Raphaël Quenard : nouvelle coqueluche du cinéma
Lou Patissier, janvier 2025
Gagnant du César de la meilleure révélation masculine de 2024 pour Chien de la Casse, l’acteur au phrasé peu commun et à la personnalité marginale est devenu, en l’espace de cette soirée de février dernier, une nouvelle figure adulée du cinéma français. Pleins feux sur Raphaël Quenard
Humour décalé, élocution à la fois admirable et à dormir debout, sourire charmeur, accent de provenance grenobloise qui fait l’objet de mille débats… tels sont les ingrédients qui caractérisent l’acteur Raphaël Quenard, devenu en un temps record une figure iconique du cinéma français. Son succès a explosé dernièrement, notamment grâce au film Chien de la Casse, pour lequel Raphaël Quenard remporte le César 2024 de la meilleure révélation masculine.
À la recherche de théâtralité
Le parcours de Raphaël Quenard est aussi atypique, original, ardu et alambiqué que sa personnalité. Avant d’être ce jeune acteur brillant, il a touché à (presque) tout. Après l’obtention de son bac Scientifique, désireux de suivre les pas de son grand-père, il entre à l’École des Pupilles de l’Air de Grenoble en Isère, où il fait une classe préparatoire pour les grandes écoles de l’armée. Mais il va vite se lasser de la rigueur et de la discipline militaire. D’autant plus lorsqu’il est mis en garde par un des sergents-chefs : « Quenard, si tu restes là, je vais te faire la misère ».
À l’École Nationale Supérieure de Chimie de Paris, où il bifurque, il devient assistant de recherche en électro-chimie, il y a maintenant dix ans. Réalisant que la science ne lui procure aucune animation ou émotion, il se tourne vers le monde politique, où il espère assouvir son envie de théâtralité et son goût du spectacle. Pendant quelques mois, il sera l’assistant parlementaire d’une députée de Savoie, avant d’en ressortir déçu comme ses deux expériences précédentes. C’est alors qu’il joue sa dernière carte : il se tourne vers une carrière de comédien.
La gloire, enfin
Il se forme en suivant gratuitement les cours du professeur d’art dramatique Jean-Laurent Cochet à Paris et en jouant dans de nombreux courts métrages amateurs, puis il écume les rôles secondaires dans plusieurs films et une nuée de courts métrages. En 2023, Raphaël Quenard s’impose au grand écran, en interprétant le personnage ambivalent de Miralès dans Chien de la Casse, réalisé en 2023 par Jean-Baptiste Durand. La même année, il fait ses preuves dans Yannick, où il joue un gardien de nuit imprévisible qui prend en otage les spectateurs et les acteurs d’une mauvaise pièce de théâtre, afin de réécrire et améliorer la pièce à sa sauce. Depuis, tout s’accélère : il défend sa place dans des films à succès et grand public, comme dans L’amour ouf de Gilles Lellouche où il joue aux côtés de François Civil et Adèle Exarchopoulos, jeunes figures dominantes du cinéma français.

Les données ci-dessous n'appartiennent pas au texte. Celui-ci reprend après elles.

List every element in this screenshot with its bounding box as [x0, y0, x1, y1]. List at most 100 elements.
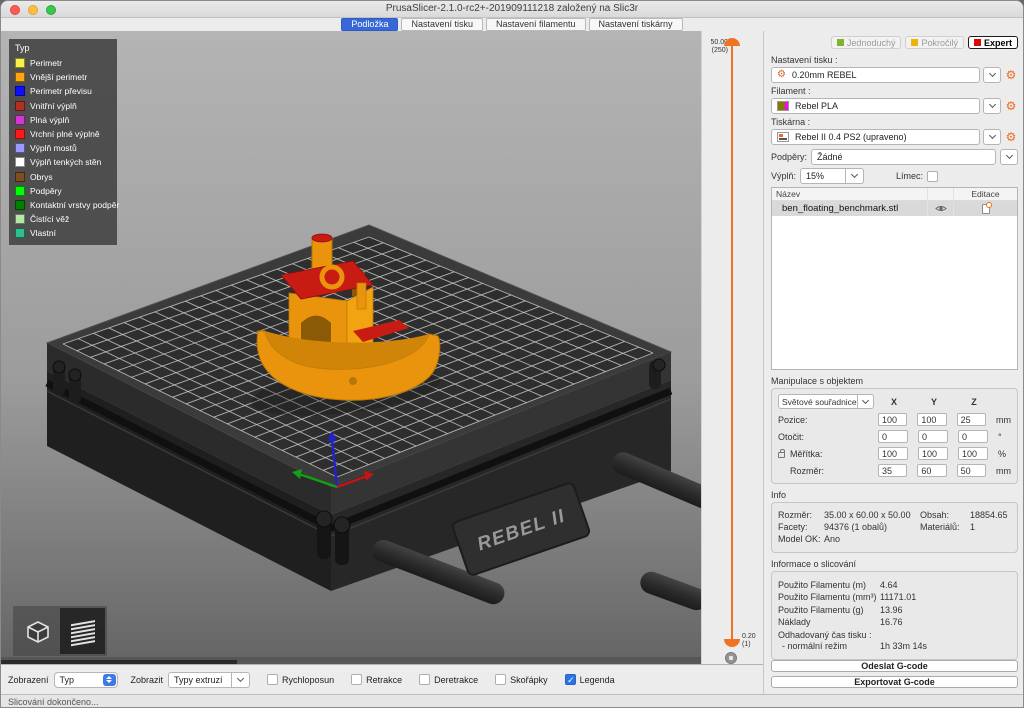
unretractions-checkbox[interactable]	[419, 674, 430, 685]
object-name: ben_floating_benchmark.stl	[772, 203, 927, 214]
mode-expert-button[interactable]: Expert	[968, 36, 1018, 49]
infill-dropdown-button[interactable]	[846, 168, 864, 184]
filament-label: Filament :	[771, 86, 1018, 96]
size-x-input[interactable]: 35	[878, 464, 907, 477]
printer-icon	[777, 132, 789, 142]
size-y-input[interactable]: 60	[917, 464, 946, 477]
rotate-x-input[interactable]: 0	[878, 430, 908, 443]
position-z-input[interactable]: 25	[957, 413, 986, 426]
color-swatch	[15, 58, 25, 68]
info-volume-value: 18854.65	[970, 510, 1011, 520]
print-settings-edit-button[interactable]: ⚙	[1004, 68, 1018, 82]
one-layer-mode-button[interactable]	[725, 652, 737, 664]
export-gcode-button[interactable]: Exportovat G-code	[771, 676, 1018, 688]
mode-advanced-icon	[911, 39, 918, 46]
object-row[interactable]: ben_floating_benchmark.stl	[772, 201, 1017, 216]
legend-checkbox[interactable]	[565, 674, 576, 685]
info-size-value: 35.00 x 60.00 x 50.00	[824, 510, 920, 520]
printer-edit-button[interactable]: ⚙	[1004, 130, 1018, 144]
printer-label: Tiskárna :	[771, 117, 1018, 127]
color-swatch	[15, 86, 25, 96]
mode-simple-button[interactable]: Jednoduchý	[831, 36, 902, 49]
rotate-y-input[interactable]: 0	[918, 430, 948, 443]
minimize-button[interactable]	[28, 5, 38, 15]
legend-toggle[interactable]: Legenda	[565, 674, 615, 685]
legend-title: Typ	[15, 43, 113, 53]
printer-dropdown-button[interactable]	[983, 129, 1001, 145]
chevron-down-icon	[988, 132, 995, 139]
scale-y-input[interactable]: 100	[918, 447, 948, 460]
tab-filament-settings[interactable]: Nastavení filamentu	[486, 18, 586, 31]
mode-advanced-button[interactable]: Pokročilý	[905, 36, 964, 49]
eye-icon[interactable]	[935, 204, 947, 213]
layer-slider-lower-handle[interactable]	[724, 639, 740, 647]
legend-item: Plná výplň	[15, 113, 113, 127]
layers-icon	[67, 615, 99, 647]
legend-item: Perimetr	[15, 56, 113, 70]
shells-toggle[interactable]: Skořápky	[495, 674, 548, 685]
tab-printer-settings[interactable]: Nastavení tiskárny	[589, 18, 683, 31]
send-gcode-button[interactable]: Odeslat G-code	[771, 660, 1018, 672]
position-y-input[interactable]: 100	[917, 413, 946, 426]
coordinate-system-select[interactable]: Světové souřadnice	[778, 394, 858, 409]
color-swatch	[15, 228, 25, 238]
retractions-toggle[interactable]: Retrakce	[351, 674, 402, 685]
brim-label: Límec:	[896, 171, 923, 181]
filament-dropdown-button[interactable]	[983, 98, 1001, 114]
viewport-3d[interactable]: REBEL II Typ Perimetr Vnější perimetr Pe…	[1, 31, 701, 664]
sidebar: Jednoduchý Pokročilý Expert Nastavení ti…	[763, 31, 1024, 694]
position-x-input[interactable]: 100	[878, 413, 907, 426]
scale-z-input[interactable]: 100	[958, 447, 988, 460]
preview-toolbar: Zobrazení Typ Zobrazit Typy extruzí Rych…	[1, 664, 763, 694]
select-stepper-icon	[103, 674, 116, 686]
column-visibility	[927, 188, 953, 200]
rotate-z-input[interactable]: 0	[958, 430, 988, 443]
status-text: Slicování dokončeno...	[8, 697, 99, 707]
tab-print-settings[interactable]: Nastavení tisku	[401, 18, 483, 31]
view-select[interactable]: Typ	[54, 672, 118, 688]
chevron-down-icon	[862, 396, 869, 403]
chevron-down-icon	[1005, 152, 1012, 159]
feature-dropdown-button[interactable]	[232, 672, 250, 688]
legend-item: Výplň mostů	[15, 141, 113, 155]
color-swatch	[15, 101, 25, 111]
print-settings-combo[interactable]: ⚙ 0.20mm REBEL	[771, 67, 980, 83]
chevron-down-icon	[988, 101, 995, 108]
size-z-input[interactable]: 50	[957, 464, 986, 477]
supports-dropdown-button[interactable]	[1000, 149, 1018, 165]
supports-label: Podpěry:	[771, 152, 807, 162]
coordinate-system-dropdown-button[interactable]	[858, 394, 874, 409]
legend-item: Kontaktní vrstvy podpěr	[15, 198, 113, 212]
travel-toggle[interactable]: Rychloposun	[267, 674, 334, 685]
supports-combo[interactable]: Žádné	[811, 149, 996, 165]
close-button[interactable]	[10, 5, 20, 15]
editor-view-button[interactable]	[15, 608, 60, 654]
feature-select[interactable]: Typy extruzí	[168, 672, 232, 688]
zoom-button[interactable]	[46, 5, 56, 15]
info-title: Info	[771, 490, 1018, 500]
unretractions-toggle[interactable]: Deretrakce	[419, 674, 478, 685]
size-label: Rozměr:	[790, 466, 824, 476]
main-tabs: Podložka Nastavení tisku Nastavení filam…	[1, 18, 1023, 31]
sliced-info-title: Informace o slicování	[771, 559, 1018, 569]
travel-checkbox[interactable]	[267, 674, 278, 685]
legend-item: Výplň tenkých stěn	[15, 155, 113, 169]
tab-plater[interactable]: Podložka	[341, 18, 398, 31]
title-bar: PrusaSlicer-2.1.0-rc2+-201909111218 zalo…	[1, 1, 1023, 18]
layer-slider-upper-handle[interactable]	[724, 38, 740, 46]
uniform-scale-lock-icon[interactable]	[778, 452, 785, 458]
scale-x-input[interactable]: 100	[878, 447, 908, 460]
app-window: PrusaSlicer-2.1.0-rc2+-201909111218 zalo…	[0, 0, 1024, 708]
print-settings-dropdown-button[interactable]	[983, 67, 1001, 83]
retractions-checkbox[interactable]	[351, 674, 362, 685]
shells-checkbox[interactable]	[495, 674, 506, 685]
brim-checkbox[interactable]	[927, 171, 938, 182]
filament-edit-button[interactable]: ⚙	[1004, 99, 1018, 113]
infill-combo[interactable]: 15%	[800, 168, 864, 184]
layer-slider-track[interactable]	[731, 45, 733, 641]
printer-combo[interactable]: Rebel II 0.4 PS2 (upraveno)	[771, 129, 980, 145]
edit-object-icon[interactable]	[982, 204, 990, 214]
filament-g-value: 13.96	[880, 605, 1011, 615]
preview-view-button[interactable]	[60, 608, 105, 654]
filament-combo[interactable]: Rebel PLA	[771, 98, 980, 114]
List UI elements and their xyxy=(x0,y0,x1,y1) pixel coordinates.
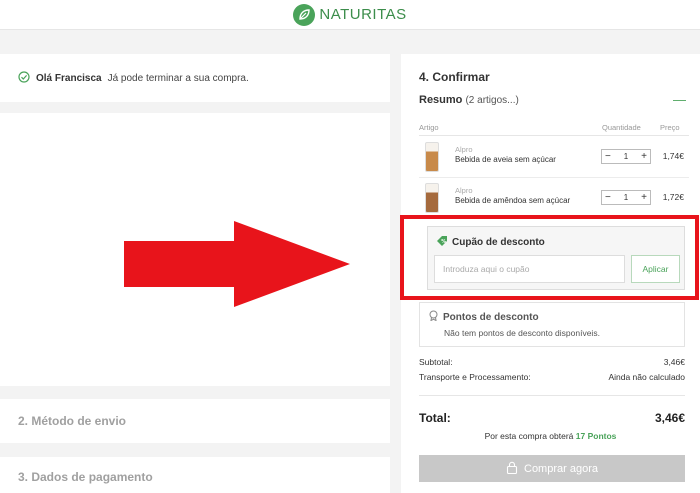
shipping-value: Ainda não calculado xyxy=(608,372,685,382)
points-title-label: Pontos de desconto xyxy=(443,311,539,323)
badge-icon xyxy=(428,310,439,324)
greeting-message: Já pode terminar a sua compra. xyxy=(107,72,249,84)
buy-now-button[interactable]: Comprar agora xyxy=(419,455,685,482)
confirm-title: 4. Confirmar xyxy=(419,70,490,84)
quantity-stepper: − 1 + xyxy=(601,149,651,164)
divider xyxy=(419,395,685,396)
points-title: Pontos de desconto xyxy=(428,310,539,324)
column-item: Artigo xyxy=(419,123,439,132)
product-brand: Alpro xyxy=(455,186,473,195)
step-shipping-method[interactable]: 2. Método de envio xyxy=(0,399,390,443)
product-image[interactable] xyxy=(425,183,439,213)
check-circle-icon xyxy=(18,70,30,86)
discount-points-box: Pontos de desconto Não tem pontos de des… xyxy=(419,302,685,347)
quantity-stepper: − 1 + xyxy=(601,190,651,205)
subtotal-value: 3,46€ xyxy=(663,357,685,367)
total-row: Total: 3,46€ xyxy=(419,411,685,425)
subtotal-row: Subtotal: 3,46€ xyxy=(419,357,685,367)
increase-button[interactable]: + xyxy=(641,192,647,203)
column-price: Preço xyxy=(660,123,680,132)
step-shipping-label: 2. Método de envio xyxy=(18,414,127,428)
column-quantity: Quantidade xyxy=(602,123,641,132)
summary-title: Resumo xyxy=(419,94,463,106)
leaf-icon xyxy=(293,3,316,26)
quantity-value: 1 xyxy=(623,193,629,202)
summary-header[interactable]: Resumo (2 artigos...) xyxy=(419,94,519,106)
product-brand: Alpro xyxy=(455,145,473,154)
cart-item: Alpro Bebida de amêndoa sem açúcar − 1 +… xyxy=(419,179,689,219)
product-image[interactable] xyxy=(425,142,439,172)
decrease-button[interactable]: − xyxy=(605,192,611,203)
site-header: NATURITAS xyxy=(0,0,700,30)
brand-name: NATURITAS xyxy=(319,6,407,23)
step-payment-details[interactable]: 3. Dados de pagamento xyxy=(0,457,390,493)
earn-prefix: Por esta compra obterá xyxy=(484,431,574,441)
step-payment-label: 3. Dados de pagamento xyxy=(18,470,153,484)
user-name: Olá Francisca xyxy=(36,72,102,84)
product-price: 1,72€ xyxy=(662,192,684,202)
product-name[interactable]: Bebida de amêndoa sem açúcar xyxy=(455,196,570,205)
shipping-label: Transporte e Processamento: xyxy=(419,372,531,382)
quantity-value: 1 xyxy=(623,152,629,161)
shipping-row: Transporte e Processamento: Ainda não ca… xyxy=(419,372,685,382)
naturitas-logo[interactable]: NATURITAS xyxy=(293,3,407,26)
pointer-arrow-icon xyxy=(124,221,350,307)
summary-table-header: Artigo Quantidade Preço xyxy=(419,122,689,136)
cart-item: Alpro Bebida de aveia sem açúcar − 1 + 1… xyxy=(419,138,689,178)
lock-icon xyxy=(506,461,518,477)
product-price: 1,74€ xyxy=(662,151,684,161)
earn-points: 17 Pontos xyxy=(575,431,617,441)
increase-button[interactable]: + xyxy=(641,151,647,162)
decrease-button[interactable]: − xyxy=(605,151,611,162)
total-label: Total: xyxy=(419,411,451,425)
earned-points: Por esta compra obterá 17 Pontos xyxy=(401,431,700,441)
total-value: 3,46€ xyxy=(654,411,685,425)
product-name[interactable]: Bebida de aveia sem açúcar xyxy=(455,155,556,164)
login-status: Olá Francisca Já pode terminar a sua com… xyxy=(0,54,390,102)
buy-now-label: Comprar agora xyxy=(524,462,598,475)
summary-count: (2 artigos...) xyxy=(465,95,519,106)
subtotal-label: Subtotal: xyxy=(419,357,453,367)
coupon-highlight-box xyxy=(400,215,699,300)
collapse-icon[interactable]: — xyxy=(673,92,686,107)
points-message: Não tem pontos de desconto disponíveis. xyxy=(444,328,600,338)
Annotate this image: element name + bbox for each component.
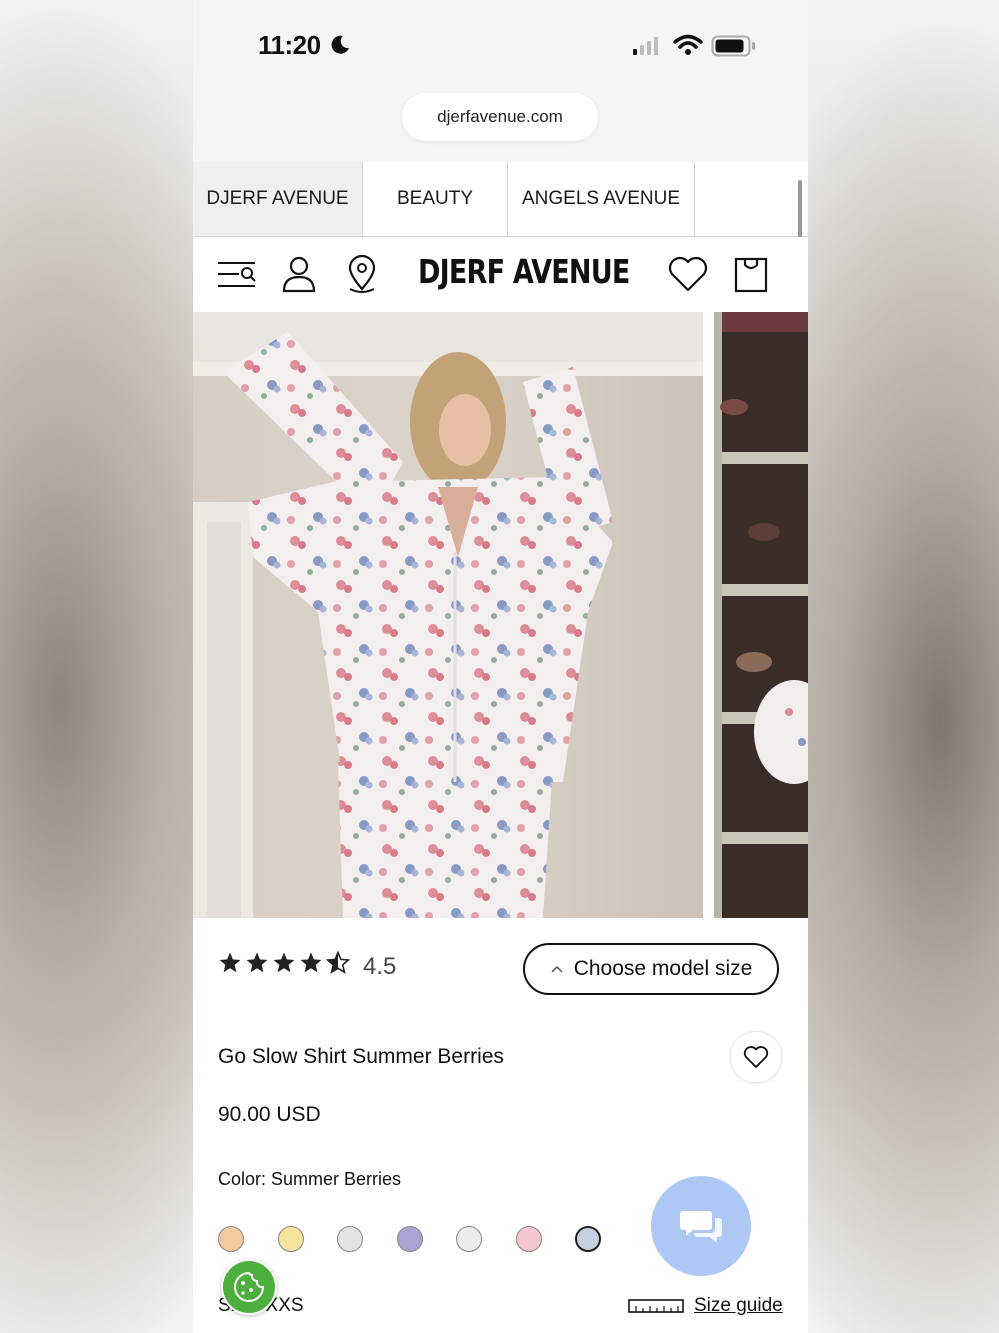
chat-icon bbox=[680, 1211, 722, 1243]
rating-stars bbox=[218, 951, 350, 975]
add-to-wishlist-button[interactable] bbox=[730, 1031, 782, 1083]
ruler-icon bbox=[628, 1299, 684, 1313]
tab-beauty[interactable]: BEAUTY bbox=[363, 162, 508, 236]
rating-value: 4.5 bbox=[363, 953, 397, 980]
site-header: DJERF AVENUE bbox=[193, 237, 808, 312]
color-swatch[interactable] bbox=[456, 1226, 482, 1252]
cookie-settings-button[interactable] bbox=[221, 1259, 277, 1315]
url-text: djerfavenue.com bbox=[437, 107, 563, 126]
tab-label: BEAUTY bbox=[396, 188, 474, 209]
menu-search-icon[interactable] bbox=[217, 255, 257, 293]
location-pin-icon[interactable] bbox=[346, 255, 378, 295]
moon-icon bbox=[331, 35, 349, 54]
cookie-icon bbox=[234, 1271, 265, 1302]
phone-screen: 11:20 djerfavenue.com DJERF AVENUE BEAUT… bbox=[193, 0, 808, 1333]
product-price: 90.00 USD bbox=[218, 1103, 321, 1126]
half-star-icon bbox=[326, 951, 350, 974]
brand-logo[interactable]: DJERF AVENUE bbox=[418, 252, 630, 291]
heart-icon[interactable] bbox=[667, 255, 709, 293]
color-swatch[interactable] bbox=[337, 1226, 363, 1252]
chevron-up-icon bbox=[551, 965, 563, 973]
size-guide-label: Size guide bbox=[694, 1295, 783, 1316]
url-bar[interactable]: djerfavenue.com bbox=[402, 93, 598, 141]
chat-button[interactable] bbox=[651, 1176, 751, 1276]
size-guide-link[interactable]: Size guide bbox=[628, 1295, 783, 1317]
model-size-label: Choose model size bbox=[573, 957, 753, 980]
product-title: Go Slow Shirt Summer Berries bbox=[218, 1045, 504, 1068]
star-icon bbox=[219, 952, 241, 973]
product-photo-next[interactable] bbox=[714, 312, 808, 918]
status-bar: 11:20 bbox=[193, 0, 808, 90]
shopping-bag-icon[interactable] bbox=[733, 255, 769, 295]
wifi-icon bbox=[673, 34, 703, 55]
user-icon[interactable] bbox=[281, 255, 317, 293]
color-swatch-selected[interactable] bbox=[575, 1226, 601, 1252]
choose-model-size-button[interactable]: Choose model size bbox=[523, 943, 779, 995]
cellular-signal-icon bbox=[633, 37, 658, 55]
color-swatch[interactable] bbox=[218, 1226, 244, 1252]
star-icon bbox=[246, 952, 268, 973]
color-label: Color: Summer Berries bbox=[218, 1169, 402, 1189]
tab-djerf-avenue[interactable]: DJERF AVENUE bbox=[193, 162, 363, 236]
brand-tabs: DJERF AVENUE BEAUTY ANGELS AVENUE bbox=[193, 162, 808, 237]
color-swatch[interactable] bbox=[516, 1226, 542, 1252]
browser-address-area: djerfavenue.com bbox=[193, 90, 808, 162]
battery-icon bbox=[711, 35, 755, 57]
tab-label: DJERF AVENUE bbox=[206, 188, 349, 209]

Les coups durs du commencement
Pourtant, que ce soit sur le grand ou le petit écran, les débuts de Raphaël Quenard n’ont pas été immédiatement triomphants. Au contraire, sa patience a été mise à rude épreuve et l’acteur a d’abord connu plus de bas que de hauts. Comme cette fois où, après avoir passé les six tours de casting pour un téléfilm, il fait deux heures de RER pour venir au tournage, et finit par s’endormir sur le carrelage de la salle de bain à force d’attendre. L’un des membres de la production le réveille finalement pour lui annoncer qu’il ne va pas tourner sa scène le jour même. Il repart bredouille. Heureusement, Quenard n’a pas baissé les bras et ne manque jamais de remercier son frère et sa sœur, deux soutiens indéfectibles de son parcours.
Hyperactif, inlassablement
Ses rôles au cinéma, puisqu’il a désormais le luxe et l’opportunité de les choisir, Raphaël Quenard ne les sélectionne pas nécessairement en fonction du type de personnage, de sa classe sociale ou même de sa morale : « moi, ce qui me fascine, c’est le cinéma que contient la trajectoire du personnage » dit-il dans le média Brut. En d’autres termes, Quenard a un intérêt particulier pour le caractère romanesque et la trajectoire des personnages. Il est aussi séduit par certaines personnalités de réalisateurs qui optent pour des choix artistiques audacieux.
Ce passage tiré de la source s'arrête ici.